Goldman forges ahead with principal investments
If it wasn't clear before, it is now: Goldman Sachs (NYSE: GS) has no intention of giving up on principal investments. And why should it? Before the mortgage-bubble, the firm had raised the use of such investments to pad earnings to an art form. Rarely did a quarterly earnings release go by without at least one principal investment paying off handsomely.
But the controversy in the Dodd-Frank era is whether the Volcker Rule proscribes these sorts of investments. We've discussed this quite a bit recently, most notably in the context of Goldman's recent deal to buy a large stake in Management Dynamics.
Providing ammo for those who believe Goldman aims to continue with this activity, esteemed bank analyst Guy Moszkowski has published a note to clients after meeting with four Goldman executives in Hong Kong, reports Bloomberg. His conclusion: "Goldman Sachs doesn't think U.S. legislation passed last year that bans proprietary trading and limits holdings in hedge funds and private-equity funds precludes buying stakes in companies and other assets."
Moszkowski added: "The market interpretation of Volcker rules is that this will be off-limits ahead, but GS believes that many such investments will remain permissible, and will be closing on a ‘meaningful' one in China shortly."

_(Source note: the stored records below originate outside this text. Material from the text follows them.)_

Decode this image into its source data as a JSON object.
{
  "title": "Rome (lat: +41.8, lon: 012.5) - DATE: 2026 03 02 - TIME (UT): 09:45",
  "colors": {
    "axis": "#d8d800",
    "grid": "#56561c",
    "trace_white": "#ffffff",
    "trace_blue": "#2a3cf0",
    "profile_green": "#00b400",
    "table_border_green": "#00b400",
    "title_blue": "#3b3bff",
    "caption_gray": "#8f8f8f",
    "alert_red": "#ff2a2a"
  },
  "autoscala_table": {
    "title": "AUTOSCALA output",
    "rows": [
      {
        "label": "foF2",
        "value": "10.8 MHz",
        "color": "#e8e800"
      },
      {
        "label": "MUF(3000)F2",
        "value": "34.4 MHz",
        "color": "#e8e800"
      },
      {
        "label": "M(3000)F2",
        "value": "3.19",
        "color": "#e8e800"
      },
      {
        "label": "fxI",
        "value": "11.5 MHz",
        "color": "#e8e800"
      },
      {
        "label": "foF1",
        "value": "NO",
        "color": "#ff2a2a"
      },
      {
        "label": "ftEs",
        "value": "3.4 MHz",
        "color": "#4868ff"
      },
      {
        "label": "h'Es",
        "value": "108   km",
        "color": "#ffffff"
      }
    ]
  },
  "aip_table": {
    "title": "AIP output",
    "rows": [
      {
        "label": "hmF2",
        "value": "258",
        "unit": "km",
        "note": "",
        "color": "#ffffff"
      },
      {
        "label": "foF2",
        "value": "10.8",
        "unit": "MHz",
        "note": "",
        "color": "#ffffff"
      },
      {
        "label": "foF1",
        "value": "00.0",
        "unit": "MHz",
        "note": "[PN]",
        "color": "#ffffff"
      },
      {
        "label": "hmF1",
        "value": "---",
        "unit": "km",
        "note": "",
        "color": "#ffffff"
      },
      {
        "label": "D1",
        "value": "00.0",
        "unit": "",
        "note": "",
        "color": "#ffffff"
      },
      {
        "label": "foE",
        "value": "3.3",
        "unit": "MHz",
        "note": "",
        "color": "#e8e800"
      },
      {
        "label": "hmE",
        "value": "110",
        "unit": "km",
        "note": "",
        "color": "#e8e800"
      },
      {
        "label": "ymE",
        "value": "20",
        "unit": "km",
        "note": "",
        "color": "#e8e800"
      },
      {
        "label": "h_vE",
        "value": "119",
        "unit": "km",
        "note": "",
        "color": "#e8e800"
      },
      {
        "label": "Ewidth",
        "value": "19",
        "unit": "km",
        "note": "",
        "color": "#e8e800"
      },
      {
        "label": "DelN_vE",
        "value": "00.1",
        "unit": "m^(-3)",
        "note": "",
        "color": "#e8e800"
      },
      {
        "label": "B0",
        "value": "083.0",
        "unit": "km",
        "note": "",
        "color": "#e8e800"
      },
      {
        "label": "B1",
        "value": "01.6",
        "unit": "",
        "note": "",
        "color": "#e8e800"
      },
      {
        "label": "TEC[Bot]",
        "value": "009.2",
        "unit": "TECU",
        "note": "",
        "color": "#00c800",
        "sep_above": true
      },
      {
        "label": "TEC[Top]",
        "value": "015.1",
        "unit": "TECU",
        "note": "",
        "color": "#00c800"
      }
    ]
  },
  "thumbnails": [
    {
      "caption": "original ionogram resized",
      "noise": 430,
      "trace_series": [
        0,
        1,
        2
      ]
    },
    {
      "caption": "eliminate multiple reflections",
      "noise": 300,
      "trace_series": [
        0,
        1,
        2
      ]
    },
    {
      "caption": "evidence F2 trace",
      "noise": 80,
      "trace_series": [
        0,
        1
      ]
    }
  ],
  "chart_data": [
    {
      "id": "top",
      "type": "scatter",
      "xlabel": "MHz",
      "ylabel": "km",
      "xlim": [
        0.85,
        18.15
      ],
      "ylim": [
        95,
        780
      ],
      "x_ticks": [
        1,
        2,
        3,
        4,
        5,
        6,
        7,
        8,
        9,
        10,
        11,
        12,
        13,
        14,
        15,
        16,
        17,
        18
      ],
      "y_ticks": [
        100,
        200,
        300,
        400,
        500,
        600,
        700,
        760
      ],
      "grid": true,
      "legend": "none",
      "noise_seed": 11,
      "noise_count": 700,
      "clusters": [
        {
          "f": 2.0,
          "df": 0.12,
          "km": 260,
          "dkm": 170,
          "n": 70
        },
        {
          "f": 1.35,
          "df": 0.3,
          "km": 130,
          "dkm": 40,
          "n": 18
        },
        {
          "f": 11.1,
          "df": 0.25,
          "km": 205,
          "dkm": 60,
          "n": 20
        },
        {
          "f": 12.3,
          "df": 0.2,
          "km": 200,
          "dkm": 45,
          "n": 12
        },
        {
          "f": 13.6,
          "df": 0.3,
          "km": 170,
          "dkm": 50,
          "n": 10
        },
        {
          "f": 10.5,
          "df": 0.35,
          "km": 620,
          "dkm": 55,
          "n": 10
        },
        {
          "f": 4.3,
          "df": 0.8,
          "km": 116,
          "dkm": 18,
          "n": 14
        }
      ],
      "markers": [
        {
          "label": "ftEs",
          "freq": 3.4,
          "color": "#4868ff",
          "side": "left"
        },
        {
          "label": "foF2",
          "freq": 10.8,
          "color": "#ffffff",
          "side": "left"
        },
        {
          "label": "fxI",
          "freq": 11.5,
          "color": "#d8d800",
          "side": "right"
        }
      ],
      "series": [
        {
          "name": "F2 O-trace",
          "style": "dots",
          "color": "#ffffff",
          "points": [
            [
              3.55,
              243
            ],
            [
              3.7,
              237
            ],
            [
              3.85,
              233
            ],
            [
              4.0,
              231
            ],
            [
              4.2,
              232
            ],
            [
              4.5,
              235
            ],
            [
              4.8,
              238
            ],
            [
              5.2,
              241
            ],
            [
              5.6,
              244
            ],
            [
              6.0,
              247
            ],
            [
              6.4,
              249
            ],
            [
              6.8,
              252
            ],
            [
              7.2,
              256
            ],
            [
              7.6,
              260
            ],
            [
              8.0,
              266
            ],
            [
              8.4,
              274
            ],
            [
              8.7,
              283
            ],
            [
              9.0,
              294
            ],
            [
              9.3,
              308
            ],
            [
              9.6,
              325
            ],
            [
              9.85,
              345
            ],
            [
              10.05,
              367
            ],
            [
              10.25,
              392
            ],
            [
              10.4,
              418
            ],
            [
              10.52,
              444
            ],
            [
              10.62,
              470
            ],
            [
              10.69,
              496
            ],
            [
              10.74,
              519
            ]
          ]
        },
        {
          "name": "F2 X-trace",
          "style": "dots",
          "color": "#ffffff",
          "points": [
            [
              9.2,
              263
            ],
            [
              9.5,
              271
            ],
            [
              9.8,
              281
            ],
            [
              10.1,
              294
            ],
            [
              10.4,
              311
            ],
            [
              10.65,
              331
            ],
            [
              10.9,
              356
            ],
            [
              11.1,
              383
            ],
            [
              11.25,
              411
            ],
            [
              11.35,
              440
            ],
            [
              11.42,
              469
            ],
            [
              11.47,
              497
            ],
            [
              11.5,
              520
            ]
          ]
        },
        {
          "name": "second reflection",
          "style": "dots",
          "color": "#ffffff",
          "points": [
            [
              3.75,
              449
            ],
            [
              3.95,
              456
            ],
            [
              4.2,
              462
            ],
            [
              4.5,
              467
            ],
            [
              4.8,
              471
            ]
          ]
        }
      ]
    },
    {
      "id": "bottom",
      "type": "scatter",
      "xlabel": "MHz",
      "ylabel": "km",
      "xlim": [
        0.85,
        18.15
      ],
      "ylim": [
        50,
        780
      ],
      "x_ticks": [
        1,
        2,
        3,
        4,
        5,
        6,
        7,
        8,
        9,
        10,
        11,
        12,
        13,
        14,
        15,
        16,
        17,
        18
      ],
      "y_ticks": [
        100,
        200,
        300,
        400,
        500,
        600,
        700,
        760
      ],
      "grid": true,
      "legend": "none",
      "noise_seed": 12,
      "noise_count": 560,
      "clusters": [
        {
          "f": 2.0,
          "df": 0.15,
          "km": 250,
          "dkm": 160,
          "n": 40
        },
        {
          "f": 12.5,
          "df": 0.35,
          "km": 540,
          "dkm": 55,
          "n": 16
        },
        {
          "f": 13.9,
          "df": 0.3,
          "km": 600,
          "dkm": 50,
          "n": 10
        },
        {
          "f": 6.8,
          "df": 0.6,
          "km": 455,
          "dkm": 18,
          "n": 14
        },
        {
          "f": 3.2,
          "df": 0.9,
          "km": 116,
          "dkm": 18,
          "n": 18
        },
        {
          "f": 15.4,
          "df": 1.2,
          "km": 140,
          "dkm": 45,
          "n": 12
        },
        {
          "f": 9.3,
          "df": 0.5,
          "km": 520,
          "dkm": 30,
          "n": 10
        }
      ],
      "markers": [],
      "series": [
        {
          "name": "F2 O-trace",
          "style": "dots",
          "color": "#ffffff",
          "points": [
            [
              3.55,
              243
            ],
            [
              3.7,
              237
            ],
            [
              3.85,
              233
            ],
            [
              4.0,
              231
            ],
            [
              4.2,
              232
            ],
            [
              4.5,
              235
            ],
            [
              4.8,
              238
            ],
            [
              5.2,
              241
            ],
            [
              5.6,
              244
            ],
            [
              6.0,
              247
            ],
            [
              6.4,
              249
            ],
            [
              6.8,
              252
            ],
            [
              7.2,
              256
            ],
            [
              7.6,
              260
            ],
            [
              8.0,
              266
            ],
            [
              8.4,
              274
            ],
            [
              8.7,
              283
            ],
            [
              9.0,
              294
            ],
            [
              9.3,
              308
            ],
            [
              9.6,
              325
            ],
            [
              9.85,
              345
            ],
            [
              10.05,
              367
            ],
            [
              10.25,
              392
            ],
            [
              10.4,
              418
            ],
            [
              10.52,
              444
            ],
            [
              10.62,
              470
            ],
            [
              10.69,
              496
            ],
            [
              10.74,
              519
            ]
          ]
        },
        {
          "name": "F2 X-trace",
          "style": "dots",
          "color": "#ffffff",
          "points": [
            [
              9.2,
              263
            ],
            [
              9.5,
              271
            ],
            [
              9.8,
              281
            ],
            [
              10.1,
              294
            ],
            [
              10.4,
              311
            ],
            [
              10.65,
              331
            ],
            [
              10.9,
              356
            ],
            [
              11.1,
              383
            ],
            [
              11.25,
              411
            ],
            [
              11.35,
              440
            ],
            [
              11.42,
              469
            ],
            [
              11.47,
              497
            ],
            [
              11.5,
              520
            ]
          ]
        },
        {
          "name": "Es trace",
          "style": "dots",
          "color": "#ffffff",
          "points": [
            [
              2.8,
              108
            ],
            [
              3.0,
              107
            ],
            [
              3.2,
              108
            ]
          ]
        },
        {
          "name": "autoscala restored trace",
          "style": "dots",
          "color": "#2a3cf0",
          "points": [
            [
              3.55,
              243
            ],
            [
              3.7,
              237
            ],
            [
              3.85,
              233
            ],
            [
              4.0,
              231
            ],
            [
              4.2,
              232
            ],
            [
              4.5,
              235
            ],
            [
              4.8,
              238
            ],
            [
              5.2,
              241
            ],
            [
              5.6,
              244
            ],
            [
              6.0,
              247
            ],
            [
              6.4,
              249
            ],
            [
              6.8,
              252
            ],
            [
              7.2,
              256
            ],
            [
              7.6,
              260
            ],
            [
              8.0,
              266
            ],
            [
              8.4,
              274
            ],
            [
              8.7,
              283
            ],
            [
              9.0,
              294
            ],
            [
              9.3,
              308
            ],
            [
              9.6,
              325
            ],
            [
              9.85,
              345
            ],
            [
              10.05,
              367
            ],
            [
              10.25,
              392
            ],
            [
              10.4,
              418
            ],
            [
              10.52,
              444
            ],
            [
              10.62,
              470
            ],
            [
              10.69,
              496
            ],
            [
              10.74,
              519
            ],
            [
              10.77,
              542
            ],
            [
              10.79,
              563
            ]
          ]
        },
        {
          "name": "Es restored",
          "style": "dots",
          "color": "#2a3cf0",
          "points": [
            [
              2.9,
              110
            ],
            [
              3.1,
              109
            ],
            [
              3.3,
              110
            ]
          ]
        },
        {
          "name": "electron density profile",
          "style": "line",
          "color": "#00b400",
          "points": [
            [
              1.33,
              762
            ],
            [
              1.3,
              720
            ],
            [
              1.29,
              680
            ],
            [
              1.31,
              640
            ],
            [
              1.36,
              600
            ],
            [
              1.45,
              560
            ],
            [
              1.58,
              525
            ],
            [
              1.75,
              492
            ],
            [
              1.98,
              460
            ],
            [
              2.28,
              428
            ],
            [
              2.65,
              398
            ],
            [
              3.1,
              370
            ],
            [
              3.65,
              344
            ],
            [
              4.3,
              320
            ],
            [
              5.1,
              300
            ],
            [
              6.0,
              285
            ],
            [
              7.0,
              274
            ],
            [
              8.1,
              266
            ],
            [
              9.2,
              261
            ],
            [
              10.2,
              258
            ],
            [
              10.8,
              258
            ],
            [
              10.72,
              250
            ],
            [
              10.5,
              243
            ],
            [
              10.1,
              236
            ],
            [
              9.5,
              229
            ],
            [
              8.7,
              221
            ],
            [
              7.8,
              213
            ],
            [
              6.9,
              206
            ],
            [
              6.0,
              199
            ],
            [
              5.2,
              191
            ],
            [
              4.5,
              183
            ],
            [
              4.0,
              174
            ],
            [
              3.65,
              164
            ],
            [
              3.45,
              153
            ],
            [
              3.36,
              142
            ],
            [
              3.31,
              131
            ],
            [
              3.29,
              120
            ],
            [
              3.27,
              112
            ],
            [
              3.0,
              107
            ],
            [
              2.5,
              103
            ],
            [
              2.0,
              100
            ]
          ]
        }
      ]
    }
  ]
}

This is most likely good news for Goldman shareholders. "If the firm can indeed continue to take on these principal investments, we believe that ROE can well exceed what's currently priced into the shares," Moszkowski wrote.
One issueis how regulators will respond if they think the bank is skirting the spirit of the Volcker Rule. The bank seems to be betting that the SEC is not well-positioned to take on this issue right now.